You’ve tried to do exercise programs before, you recognize, but you think that perhaps things will be different if you actually buy a treadmill.   You reason that, if you actually pay money for an exercise device, you’ll be much more likely to follow through on your exercise promises because you won’t want to utterly waste your hard-earned money.  The treadmill, you conclude, could be the linchpin of a drive to create a new, fitter you.

So you brush the chip shards off your belly, call the number on the commercial, and place your order.  The treadmill comes, all sleek and shiny, and your resolution increases.  This will be the beginning!  You put it in your bedroom, read the instructions, and don the new exercise outfit you bought for the occasion.  It’s treadmill time!  You walk a few miles on that rubbery, rotating surface, feeling good about yourself, and then have a green salad for dinner.  Already, you feel lighter.  The next morning you feel sore, but it’s a good soreness.  You do the treadmill that day, and the next.

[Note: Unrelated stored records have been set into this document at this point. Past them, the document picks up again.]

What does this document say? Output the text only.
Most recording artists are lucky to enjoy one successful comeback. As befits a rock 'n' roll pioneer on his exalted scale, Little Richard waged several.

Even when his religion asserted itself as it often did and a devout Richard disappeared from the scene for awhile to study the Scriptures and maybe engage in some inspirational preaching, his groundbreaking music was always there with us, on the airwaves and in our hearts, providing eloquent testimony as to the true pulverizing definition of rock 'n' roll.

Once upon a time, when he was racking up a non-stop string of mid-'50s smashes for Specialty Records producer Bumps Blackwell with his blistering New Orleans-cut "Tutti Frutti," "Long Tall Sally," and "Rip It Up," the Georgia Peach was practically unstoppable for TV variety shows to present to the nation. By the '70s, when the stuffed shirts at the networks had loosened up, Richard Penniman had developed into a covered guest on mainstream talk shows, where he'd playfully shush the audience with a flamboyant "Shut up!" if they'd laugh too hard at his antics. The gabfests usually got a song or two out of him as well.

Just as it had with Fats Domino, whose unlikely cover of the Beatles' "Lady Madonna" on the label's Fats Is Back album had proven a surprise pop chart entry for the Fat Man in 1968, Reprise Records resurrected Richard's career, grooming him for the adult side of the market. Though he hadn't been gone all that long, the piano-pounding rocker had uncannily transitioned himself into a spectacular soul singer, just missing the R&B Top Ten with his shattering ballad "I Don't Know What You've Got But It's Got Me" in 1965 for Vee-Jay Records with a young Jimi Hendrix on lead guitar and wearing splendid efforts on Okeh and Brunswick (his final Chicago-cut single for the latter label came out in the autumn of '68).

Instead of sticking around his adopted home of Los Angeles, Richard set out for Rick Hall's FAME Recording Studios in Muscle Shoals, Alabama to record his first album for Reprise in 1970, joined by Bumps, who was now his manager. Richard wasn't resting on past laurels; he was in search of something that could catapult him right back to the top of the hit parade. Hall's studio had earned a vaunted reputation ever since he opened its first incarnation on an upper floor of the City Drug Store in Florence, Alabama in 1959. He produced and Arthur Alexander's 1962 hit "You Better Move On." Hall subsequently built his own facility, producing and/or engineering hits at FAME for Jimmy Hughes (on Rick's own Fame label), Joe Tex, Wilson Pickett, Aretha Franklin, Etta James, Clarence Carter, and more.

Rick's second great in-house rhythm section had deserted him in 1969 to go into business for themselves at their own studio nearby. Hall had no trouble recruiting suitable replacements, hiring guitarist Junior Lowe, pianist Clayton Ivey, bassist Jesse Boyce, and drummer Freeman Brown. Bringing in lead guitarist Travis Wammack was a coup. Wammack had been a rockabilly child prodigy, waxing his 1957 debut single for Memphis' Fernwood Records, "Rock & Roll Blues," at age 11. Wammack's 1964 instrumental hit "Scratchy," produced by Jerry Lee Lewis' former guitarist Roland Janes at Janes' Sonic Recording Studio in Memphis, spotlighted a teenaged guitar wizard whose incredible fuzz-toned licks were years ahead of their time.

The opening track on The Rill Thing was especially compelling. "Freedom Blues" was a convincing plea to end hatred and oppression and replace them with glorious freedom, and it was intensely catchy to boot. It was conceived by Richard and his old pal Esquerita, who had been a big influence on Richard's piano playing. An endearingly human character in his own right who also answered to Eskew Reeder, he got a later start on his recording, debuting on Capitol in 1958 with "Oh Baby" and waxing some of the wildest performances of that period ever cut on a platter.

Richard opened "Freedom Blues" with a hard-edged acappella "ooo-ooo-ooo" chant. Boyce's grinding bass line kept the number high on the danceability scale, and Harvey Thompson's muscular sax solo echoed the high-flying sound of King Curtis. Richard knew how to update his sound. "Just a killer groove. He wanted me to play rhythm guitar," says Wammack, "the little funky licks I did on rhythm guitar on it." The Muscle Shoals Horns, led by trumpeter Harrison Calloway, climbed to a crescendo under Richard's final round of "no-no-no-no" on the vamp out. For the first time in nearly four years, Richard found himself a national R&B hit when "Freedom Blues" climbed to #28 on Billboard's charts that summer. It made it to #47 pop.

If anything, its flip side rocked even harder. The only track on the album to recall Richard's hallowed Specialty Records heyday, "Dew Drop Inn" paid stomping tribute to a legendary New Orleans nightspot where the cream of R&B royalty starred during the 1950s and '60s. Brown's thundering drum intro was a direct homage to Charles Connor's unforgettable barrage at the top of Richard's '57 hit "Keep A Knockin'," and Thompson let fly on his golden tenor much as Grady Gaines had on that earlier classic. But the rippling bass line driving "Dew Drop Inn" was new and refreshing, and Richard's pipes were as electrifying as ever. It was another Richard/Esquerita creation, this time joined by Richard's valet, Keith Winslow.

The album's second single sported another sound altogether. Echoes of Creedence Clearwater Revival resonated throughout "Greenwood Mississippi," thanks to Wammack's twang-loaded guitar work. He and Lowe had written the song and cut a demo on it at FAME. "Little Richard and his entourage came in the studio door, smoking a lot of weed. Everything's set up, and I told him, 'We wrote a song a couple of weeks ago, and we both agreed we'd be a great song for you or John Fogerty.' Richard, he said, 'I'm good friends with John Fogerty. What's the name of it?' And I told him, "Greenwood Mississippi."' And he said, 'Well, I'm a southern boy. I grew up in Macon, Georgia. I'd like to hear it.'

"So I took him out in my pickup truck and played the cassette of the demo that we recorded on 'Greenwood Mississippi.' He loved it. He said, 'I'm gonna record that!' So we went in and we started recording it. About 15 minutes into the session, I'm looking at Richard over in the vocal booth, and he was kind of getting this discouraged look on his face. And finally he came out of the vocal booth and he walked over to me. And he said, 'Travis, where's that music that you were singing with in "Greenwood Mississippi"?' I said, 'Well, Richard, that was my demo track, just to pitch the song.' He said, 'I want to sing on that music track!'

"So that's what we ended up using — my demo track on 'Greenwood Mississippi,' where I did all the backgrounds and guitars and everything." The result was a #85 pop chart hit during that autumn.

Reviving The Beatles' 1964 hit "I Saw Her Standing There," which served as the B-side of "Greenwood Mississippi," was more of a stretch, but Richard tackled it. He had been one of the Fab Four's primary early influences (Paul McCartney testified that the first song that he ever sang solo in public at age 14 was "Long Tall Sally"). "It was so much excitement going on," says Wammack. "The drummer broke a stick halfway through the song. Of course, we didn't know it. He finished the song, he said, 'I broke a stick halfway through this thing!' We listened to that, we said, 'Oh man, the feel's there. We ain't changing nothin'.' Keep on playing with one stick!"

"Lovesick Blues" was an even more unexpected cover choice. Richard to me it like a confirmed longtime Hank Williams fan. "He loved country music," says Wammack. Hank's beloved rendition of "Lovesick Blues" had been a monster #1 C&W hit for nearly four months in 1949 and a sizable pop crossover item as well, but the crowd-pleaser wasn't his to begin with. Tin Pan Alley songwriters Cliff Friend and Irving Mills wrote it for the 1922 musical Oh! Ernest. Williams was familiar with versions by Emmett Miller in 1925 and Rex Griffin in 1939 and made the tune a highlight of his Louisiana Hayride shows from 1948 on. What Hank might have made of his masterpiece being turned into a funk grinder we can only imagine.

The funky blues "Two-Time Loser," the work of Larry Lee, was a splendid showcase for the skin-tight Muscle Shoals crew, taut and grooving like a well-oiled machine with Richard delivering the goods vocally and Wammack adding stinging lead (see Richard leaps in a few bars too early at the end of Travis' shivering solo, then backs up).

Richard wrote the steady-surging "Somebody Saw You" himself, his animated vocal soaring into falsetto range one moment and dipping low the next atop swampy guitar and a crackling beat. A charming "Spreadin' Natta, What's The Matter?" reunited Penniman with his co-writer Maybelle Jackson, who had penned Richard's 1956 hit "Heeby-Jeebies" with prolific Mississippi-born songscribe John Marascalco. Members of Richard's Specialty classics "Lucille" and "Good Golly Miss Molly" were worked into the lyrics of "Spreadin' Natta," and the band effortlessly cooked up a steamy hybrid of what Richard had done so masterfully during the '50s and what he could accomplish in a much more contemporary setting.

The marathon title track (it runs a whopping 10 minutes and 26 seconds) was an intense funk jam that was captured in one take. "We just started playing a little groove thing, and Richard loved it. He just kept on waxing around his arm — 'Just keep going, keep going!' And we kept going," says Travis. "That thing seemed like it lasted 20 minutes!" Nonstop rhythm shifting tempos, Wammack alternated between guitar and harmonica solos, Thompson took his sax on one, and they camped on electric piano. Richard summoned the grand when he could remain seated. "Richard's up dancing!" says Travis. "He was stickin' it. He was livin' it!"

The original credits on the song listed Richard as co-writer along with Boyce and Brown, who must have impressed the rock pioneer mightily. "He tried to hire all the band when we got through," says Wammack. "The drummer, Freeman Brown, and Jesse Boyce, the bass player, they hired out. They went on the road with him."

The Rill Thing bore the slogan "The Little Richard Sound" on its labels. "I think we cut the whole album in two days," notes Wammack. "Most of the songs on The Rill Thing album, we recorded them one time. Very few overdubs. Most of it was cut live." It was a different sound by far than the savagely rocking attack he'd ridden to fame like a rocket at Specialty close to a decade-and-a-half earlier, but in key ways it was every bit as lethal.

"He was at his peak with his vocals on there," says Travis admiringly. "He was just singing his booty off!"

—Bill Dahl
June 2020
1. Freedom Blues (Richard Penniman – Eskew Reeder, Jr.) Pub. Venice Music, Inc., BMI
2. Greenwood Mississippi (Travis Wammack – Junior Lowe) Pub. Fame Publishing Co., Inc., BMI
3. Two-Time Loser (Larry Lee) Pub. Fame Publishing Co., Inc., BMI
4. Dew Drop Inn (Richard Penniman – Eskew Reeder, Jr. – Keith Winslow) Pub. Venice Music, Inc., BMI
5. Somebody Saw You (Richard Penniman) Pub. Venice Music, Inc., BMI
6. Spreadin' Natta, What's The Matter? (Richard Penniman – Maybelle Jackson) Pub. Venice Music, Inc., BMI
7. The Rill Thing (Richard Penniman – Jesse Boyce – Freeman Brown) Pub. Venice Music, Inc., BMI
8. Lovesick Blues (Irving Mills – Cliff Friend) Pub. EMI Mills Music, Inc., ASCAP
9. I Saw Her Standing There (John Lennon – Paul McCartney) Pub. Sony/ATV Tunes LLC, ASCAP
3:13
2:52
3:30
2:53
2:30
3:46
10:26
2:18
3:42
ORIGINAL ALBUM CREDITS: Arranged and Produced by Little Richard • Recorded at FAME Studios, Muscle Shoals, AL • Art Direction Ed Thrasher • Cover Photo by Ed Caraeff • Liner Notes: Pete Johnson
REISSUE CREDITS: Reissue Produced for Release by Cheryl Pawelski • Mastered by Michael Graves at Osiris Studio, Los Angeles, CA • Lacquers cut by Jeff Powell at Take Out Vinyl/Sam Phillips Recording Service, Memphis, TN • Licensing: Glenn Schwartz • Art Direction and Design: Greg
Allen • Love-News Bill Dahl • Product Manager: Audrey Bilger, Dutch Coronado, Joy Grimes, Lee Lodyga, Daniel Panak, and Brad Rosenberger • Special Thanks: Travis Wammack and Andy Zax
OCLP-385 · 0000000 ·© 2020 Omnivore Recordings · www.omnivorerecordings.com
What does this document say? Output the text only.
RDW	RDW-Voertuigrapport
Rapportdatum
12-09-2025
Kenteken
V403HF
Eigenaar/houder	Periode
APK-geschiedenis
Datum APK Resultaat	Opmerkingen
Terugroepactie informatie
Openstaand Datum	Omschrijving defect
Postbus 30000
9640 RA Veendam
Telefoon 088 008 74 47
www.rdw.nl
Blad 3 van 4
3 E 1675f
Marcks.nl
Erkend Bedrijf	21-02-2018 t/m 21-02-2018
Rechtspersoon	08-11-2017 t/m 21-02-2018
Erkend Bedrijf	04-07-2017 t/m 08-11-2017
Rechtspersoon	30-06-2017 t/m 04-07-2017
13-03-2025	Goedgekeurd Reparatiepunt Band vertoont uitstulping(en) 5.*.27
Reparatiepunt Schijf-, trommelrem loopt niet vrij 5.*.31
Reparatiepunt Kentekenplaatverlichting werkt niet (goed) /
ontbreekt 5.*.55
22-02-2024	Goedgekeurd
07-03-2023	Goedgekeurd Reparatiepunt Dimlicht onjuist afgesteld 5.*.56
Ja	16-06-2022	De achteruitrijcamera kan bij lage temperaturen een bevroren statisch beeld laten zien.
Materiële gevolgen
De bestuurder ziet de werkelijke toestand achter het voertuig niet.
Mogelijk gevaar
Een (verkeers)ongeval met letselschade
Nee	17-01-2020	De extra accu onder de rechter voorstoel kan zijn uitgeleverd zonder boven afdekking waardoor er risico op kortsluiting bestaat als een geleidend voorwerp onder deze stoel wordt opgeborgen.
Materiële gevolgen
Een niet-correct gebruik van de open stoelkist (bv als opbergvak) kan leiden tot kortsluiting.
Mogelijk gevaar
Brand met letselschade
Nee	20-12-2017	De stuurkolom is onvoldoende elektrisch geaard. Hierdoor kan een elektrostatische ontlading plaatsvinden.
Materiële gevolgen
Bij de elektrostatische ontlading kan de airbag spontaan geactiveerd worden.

Maybe you eat some more salad.  The soreness increases.  Then you think that it’s kind of boring just walking on a treadmill, so you move a TV in front of the treadmill.  And then one day you miss a day, because you overslept or you were hung over from going out with your friends.  It just couldn’t be helped.  You promise to redouble your efforts, and for a while you’re back on track.  Then you miss another day, and another.

Weeks later, you realize that the treadmill is now being used exclusively as an adjunct clothes rack, and every time you see the damn thing you smell the reek of personal failure.  At first you think the guilt feelings might get you back to your brief fitness regimen, but after a while you’re sick of looking at the stupid treadmill, so you sell it in a garage sale or on eBay.  And then, months later, you see a new fat-burning device on TV, and you think that it might just be the key to a newer, better you.

I’m reminded of treadmill promises when I read about the President and Congress reaching agreement on another last-minute, short-term, stop-gap spending and debt limit bill and suggesting that things will be different when the next deadline nears.